Lacking medical personnel, the goal of these centers is not to provide a woman with an array of options, but to convince her that having an abortion will be ruinous to her mental, physical, and emotional well-being. Have a history of breast cancer in the family? If you have an abortion, you’ve signed your death warrant.

While there have been campaigns against these centers and their advertisements, including legislation from Rep. Carolyn Maloney (D-NY) seeking to hold CPCs to “truth in advertising” standards, CPCs receive millions in federal grants ($60 million according to a 2006 Washington Post report), coming from taxpayer dollars, to fund their operations.

But besides the Bush administration’s long affiliation with abstinence-only education and obsession with re-opening the culture wars (on a side note, an interesting article from Frank Rich: with the defeat of three key anti-choice votes in South Dakota, Colorado, and California, has the American populace finally proved that they’re moving beyond this particular culture war?), we shouldn’t be surprised by their funding for these programs. After all, the paternalistic “protection” of a woman’s psyche, treating her as a woman-child who can’t be trusted to make these decisions on her own, has been at the forefront of reproductive legislation, appointments, and Supreme Court debates throughout the Bush administration:

    1. The appointment of Dr.
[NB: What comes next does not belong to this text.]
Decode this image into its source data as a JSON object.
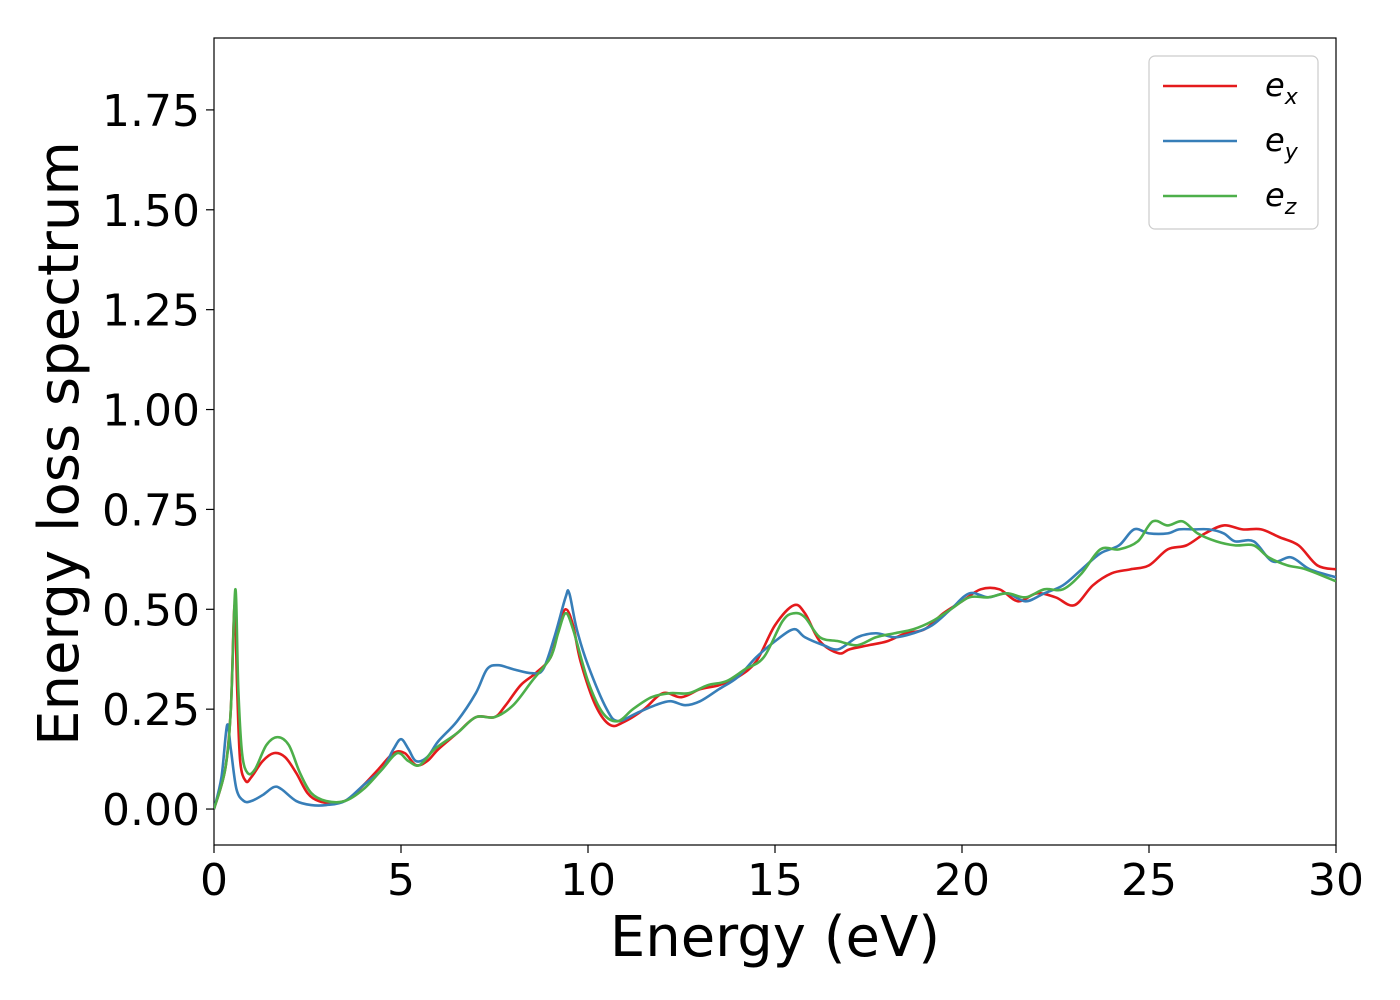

W. David Hager to the Advisory Committee for Reproductive Health Drugs in 2004. As The Nation wrote, Dr. Hager was the author of “Stress and the Woman’s Body and As Jesus Cared for Women, self-help tomes that interweave syrupy Christian spirituality with paternalistic advice on women’s health and relationships.”

    2. The appointment of Eric Keroack as chief of family-planning programs at the Department of Health and Human Services in 2006. As Susan Jacoby wrote in the Washington Post at the time, “In his view, anyone who has premarital sex is less likely to form a healthy relationship later in life because every orgasm somehow reduces a person’s capacity for deep emotional attachment. Dr. Keroack’s view of orgasm was approximately that of Gen. Jack D. Ripper in the movie Dr. Strangelove. Gen. Ripper, as you may recall, was concerned about the Russians stealing his ‘precious bodily fluids.'”
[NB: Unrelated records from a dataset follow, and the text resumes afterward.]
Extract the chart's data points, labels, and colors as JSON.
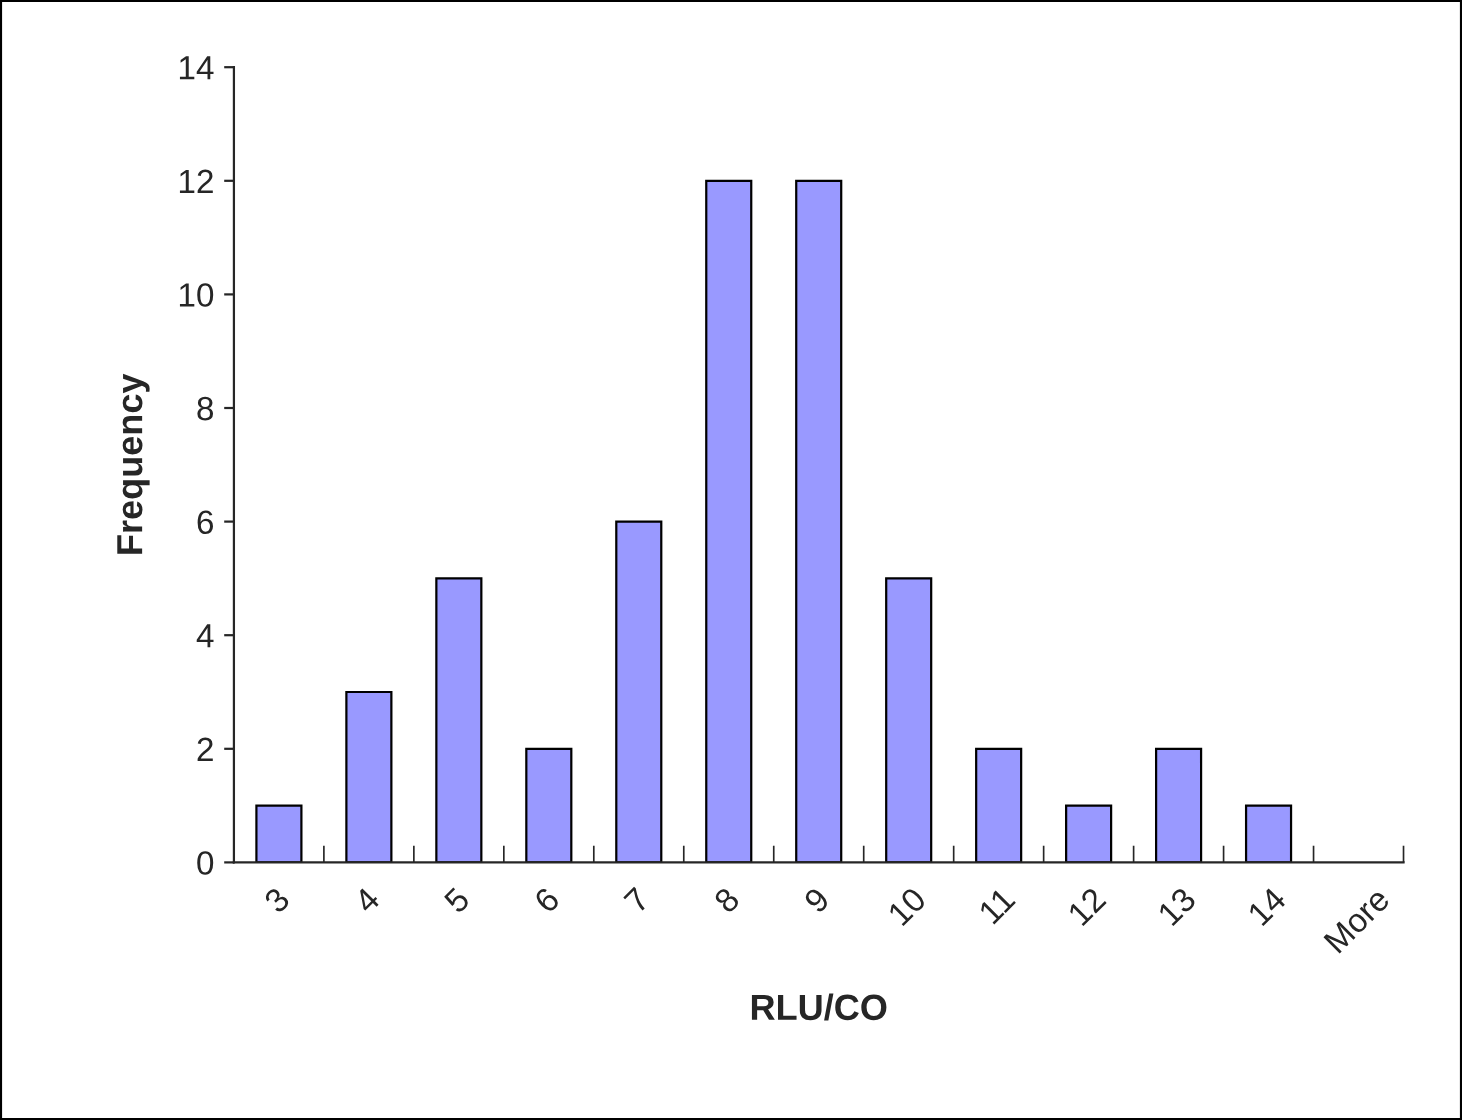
{
  "chart_data": {
    "type": "bar",
    "xlabel": "RLU/CO",
    "ylabel": "Frequency",
    "categories": [
      "3",
      "4",
      "5",
      "6",
      "7",
      "8",
      "9",
      "10",
      "11",
      "12",
      "13",
      "14",
      "More"
    ],
    "values": [
      1,
      3,
      5,
      2,
      6,
      12,
      12,
      5,
      2,
      1,
      2,
      1,
      0
    ],
    "color": "#9999ff",
    "ylim": [
      0,
      14
    ],
    "yticks": [
      0,
      2,
      4,
      6,
      8,
      10,
      12,
      14
    ],
    "grid": false,
    "legend": false
  }
}
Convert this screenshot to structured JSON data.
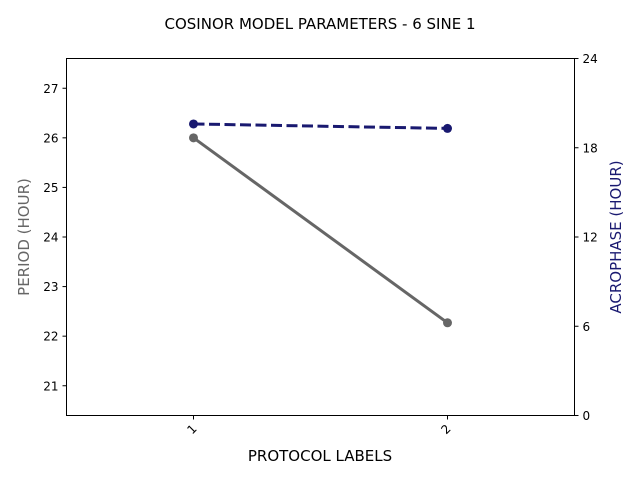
{
  "chart_data": {
    "type": "line",
    "title": "COSINOR MODEL PARAMETERS - 6 SINE 1",
    "xlabel": "PROTOCOL LABELS",
    "categories": [
      "1",
      "2"
    ],
    "y_left": {
      "label": "PERIOD (HOUR)",
      "ylim": [
        20.4,
        27.6
      ],
      "ticks": [
        21,
        22,
        23,
        24,
        25,
        26,
        27
      ],
      "color": "#666666"
    },
    "y_right": {
      "label": "ACROPHASE (HOUR)",
      "ylim": [
        0,
        24
      ],
      "ticks": [
        0,
        6,
        12,
        18,
        24
      ],
      "color": "#191970"
    },
    "series": [
      {
        "axis": "left",
        "values": [
          26.0,
          22.27
        ],
        "color": "#666666",
        "line_style": "solid"
      },
      {
        "axis": "right",
        "values": [
          19.6,
          19.3
        ],
        "color": "#191970",
        "line_style": "dashed"
      }
    ],
    "grid": false,
    "legend": "none"
  }
}
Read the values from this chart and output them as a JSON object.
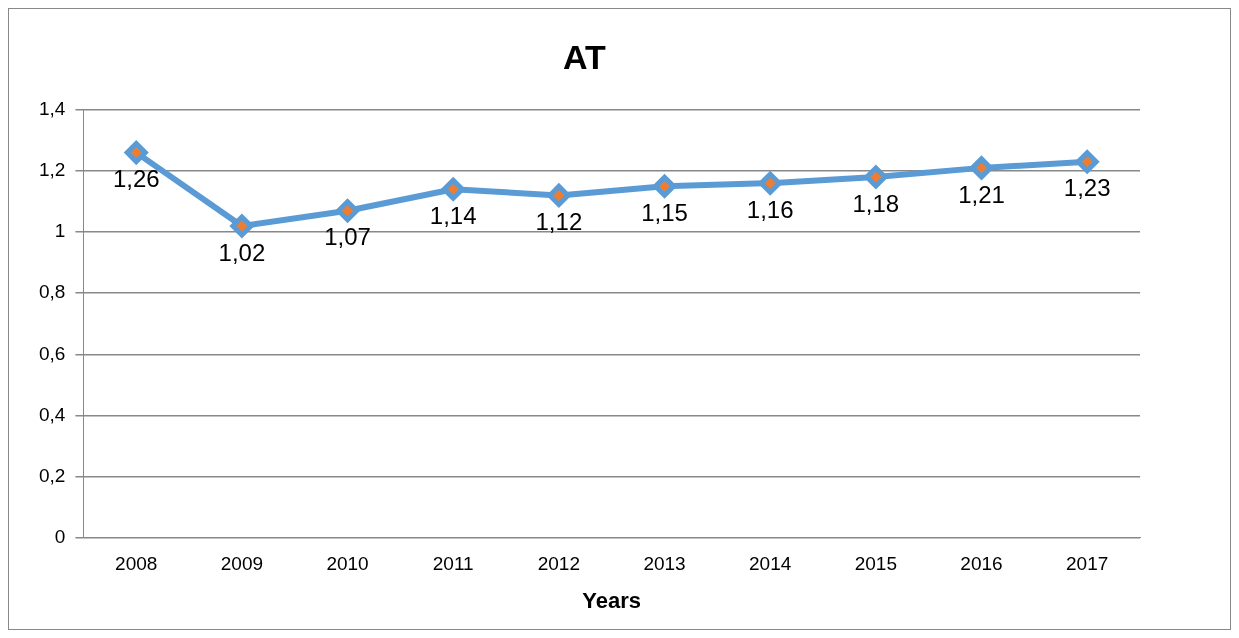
{
  "chart_data": {
    "type": "line",
    "title": "AT",
    "xlabel": "Years",
    "categories": [
      "2008",
      "2009",
      "2010",
      "2011",
      "2012",
      "2013",
      "2014",
      "2015",
      "2016",
      "2017"
    ],
    "series": [
      {
        "color": "#5b9bd5",
        "values": [
          1.26,
          1.02,
          1.07,
          1.14,
          1.12,
          1.15,
          1.16,
          1.18,
          1.21,
          1.23
        ],
        "value_labels": [
          "1,26",
          "1,02",
          "1,07",
          "1,14",
          "1,12",
          "1,15",
          "1,16",
          "1,18",
          "1,21",
          "1,23"
        ]
      }
    ],
    "ylim": [
      0,
      1.4
    ],
    "yticks": [
      {
        "value": 0,
        "label": "0"
      },
      {
        "value": 0.2,
        "label": "0,2"
      },
      {
        "value": 0.4,
        "label": "0,4"
      },
      {
        "value": 0.6,
        "label": "0,6"
      },
      {
        "value": 0.8,
        "label": "0,8"
      },
      {
        "value": 1,
        "label": "1"
      },
      {
        "value": 1.2,
        "label": "1,2"
      },
      {
        "value": 1.4,
        "label": "1,4"
      }
    ],
    "grid": "y",
    "legend": false,
    "marker": "diamond",
    "line_style": "solid"
  }
}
    3. And finally, the most notorious and egregious example, was the ruling in Gonzales vs. Carhart, where the Supreme Court upheld the federal partial-birth abortion ban, primarily on the paternalistic claim of the Inconstant Female. As Dahlia Lithwick brilliantly argued at the time, “Justice Anthony Kennedy’s majority opinion is less about the scope of abortion regulation than an announcement of an astonishing new test: Hereinafter, on the morally and legally thorny question of abortion, the proposed rule should be weighed against the gauzy sensitivities of that iconic literary creature: the Inconstant Female.”

Ah yes, the fragile female psyche. Too weak to handle a few bad brushes with males, as the purity proponents argue, too fickle to be decisive on their own reproductive choices. We shouldn’t be surprised that CPCs have been federally funded under Bush, but we should hope that President-Elect Obama ushers in a new era where women are no longer treated as child-citizens.